In retrofitting an exiting condo unit a mini-split can be easier to install than virtually any other central air condition or heating system.  The connecting conduit to hook-up the interior unit to the exterior unit only requires a three inch diameter hole.  This conduit run can be as long a 50 feet allowing the interior unit to be in the front of the unit with the exterior unit being out of sight at the rear of the building or on the roof.

The slightly higher costs of retro-fitting a mini-split compared to a more traditional central air conditioning system is usually offset by the much lower operating costs and available rebates and financial incentives available not to mention the increase in market value of an air condition condo unit.  A mini-split equipment package cost ranges from $1,000 for a small single zone system to $3,000 for a 3-zone system.

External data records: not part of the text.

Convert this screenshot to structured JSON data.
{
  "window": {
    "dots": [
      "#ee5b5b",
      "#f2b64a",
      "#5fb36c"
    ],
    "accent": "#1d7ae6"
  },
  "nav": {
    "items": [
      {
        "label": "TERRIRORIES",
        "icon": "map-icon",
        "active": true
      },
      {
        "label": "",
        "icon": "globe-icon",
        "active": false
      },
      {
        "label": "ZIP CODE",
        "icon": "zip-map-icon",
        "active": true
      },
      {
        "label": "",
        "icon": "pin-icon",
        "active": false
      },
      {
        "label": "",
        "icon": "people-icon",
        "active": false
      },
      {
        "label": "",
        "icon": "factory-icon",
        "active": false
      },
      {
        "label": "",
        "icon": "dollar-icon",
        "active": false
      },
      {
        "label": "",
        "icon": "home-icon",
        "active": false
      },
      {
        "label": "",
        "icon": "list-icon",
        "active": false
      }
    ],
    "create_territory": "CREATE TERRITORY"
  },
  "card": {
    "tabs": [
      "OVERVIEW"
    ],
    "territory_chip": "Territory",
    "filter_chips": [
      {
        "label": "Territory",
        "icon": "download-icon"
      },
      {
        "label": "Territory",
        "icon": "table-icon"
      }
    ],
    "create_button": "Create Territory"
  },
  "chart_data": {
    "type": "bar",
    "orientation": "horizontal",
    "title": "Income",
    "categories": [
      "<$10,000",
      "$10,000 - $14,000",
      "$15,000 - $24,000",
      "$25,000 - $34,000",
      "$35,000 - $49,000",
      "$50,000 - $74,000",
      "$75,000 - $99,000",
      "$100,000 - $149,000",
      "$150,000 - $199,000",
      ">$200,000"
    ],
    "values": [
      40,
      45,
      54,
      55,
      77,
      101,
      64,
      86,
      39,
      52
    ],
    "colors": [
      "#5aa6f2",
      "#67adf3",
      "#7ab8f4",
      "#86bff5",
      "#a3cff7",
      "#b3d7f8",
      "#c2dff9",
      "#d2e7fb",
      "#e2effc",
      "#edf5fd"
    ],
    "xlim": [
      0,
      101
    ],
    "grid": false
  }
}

Heat pump systems have always been questionable in a northern state like Maine.  As the temperature drops below 30 degrees these units start losing their heating efficiency, just when you need it most.  That is changing.  The new mini-splits are now suitable throughout Maine with some model being able to run at full capacity down to 5 degrees outdoors.  A new ‘low ambient heating’ technology sometimes called ‘hyper-heating’ creates an efficient heating/ cooling system while eliminating the need for a supplemental heating source as has been required with past heat pump systems.

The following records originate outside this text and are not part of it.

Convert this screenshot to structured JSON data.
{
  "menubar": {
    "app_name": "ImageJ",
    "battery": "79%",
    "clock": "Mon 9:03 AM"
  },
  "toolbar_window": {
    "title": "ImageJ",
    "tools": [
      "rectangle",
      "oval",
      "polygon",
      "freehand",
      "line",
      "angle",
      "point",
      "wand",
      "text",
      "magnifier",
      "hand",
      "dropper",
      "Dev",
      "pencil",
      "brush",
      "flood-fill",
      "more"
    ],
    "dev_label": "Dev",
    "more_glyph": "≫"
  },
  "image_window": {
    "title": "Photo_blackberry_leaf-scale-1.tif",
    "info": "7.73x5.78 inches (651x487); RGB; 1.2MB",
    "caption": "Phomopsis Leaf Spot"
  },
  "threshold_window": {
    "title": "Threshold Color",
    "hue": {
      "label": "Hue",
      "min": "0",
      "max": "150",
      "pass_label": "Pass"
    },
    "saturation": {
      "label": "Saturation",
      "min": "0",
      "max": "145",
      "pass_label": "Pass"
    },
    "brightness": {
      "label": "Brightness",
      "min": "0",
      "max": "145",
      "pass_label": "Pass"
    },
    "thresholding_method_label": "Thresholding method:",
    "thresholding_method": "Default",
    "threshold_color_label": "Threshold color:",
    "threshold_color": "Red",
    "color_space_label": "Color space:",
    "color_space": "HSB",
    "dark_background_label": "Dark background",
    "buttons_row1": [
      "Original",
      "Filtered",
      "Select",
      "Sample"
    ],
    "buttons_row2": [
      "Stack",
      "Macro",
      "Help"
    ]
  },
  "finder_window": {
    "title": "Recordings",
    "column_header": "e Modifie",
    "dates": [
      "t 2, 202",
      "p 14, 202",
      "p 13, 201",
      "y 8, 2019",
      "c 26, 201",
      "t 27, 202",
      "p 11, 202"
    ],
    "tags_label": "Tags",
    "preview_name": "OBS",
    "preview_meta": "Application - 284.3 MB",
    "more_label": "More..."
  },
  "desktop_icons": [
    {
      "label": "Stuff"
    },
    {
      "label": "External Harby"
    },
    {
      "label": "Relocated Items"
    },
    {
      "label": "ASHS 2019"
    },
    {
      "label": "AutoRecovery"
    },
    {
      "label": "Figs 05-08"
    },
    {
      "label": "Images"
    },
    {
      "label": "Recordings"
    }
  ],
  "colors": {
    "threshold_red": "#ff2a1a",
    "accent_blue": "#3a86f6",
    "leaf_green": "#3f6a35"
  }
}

And keep in mind; these are not the bulky window air conditioners of the past.  Many manufacturers such as Mitsubishi, Lennox, Trane, and Fujitsu have come out with very stylish units.   The new sleek designs fit most interior decors.  They can be recessed into the ceiling; mounted near the floor; or hung on the wall with decorative panels.  For the art lovers LG has come out with their ‘Art Cool’ line which is an air handling unit hung on a wall with an art frame in which you can mount your favorite artist’s work.

So even though it may be frosty outside now, planning to combat the dog days of summer with a full or partial air conditioning system in your unit may be as easy as a one word answer, ‘ductless’.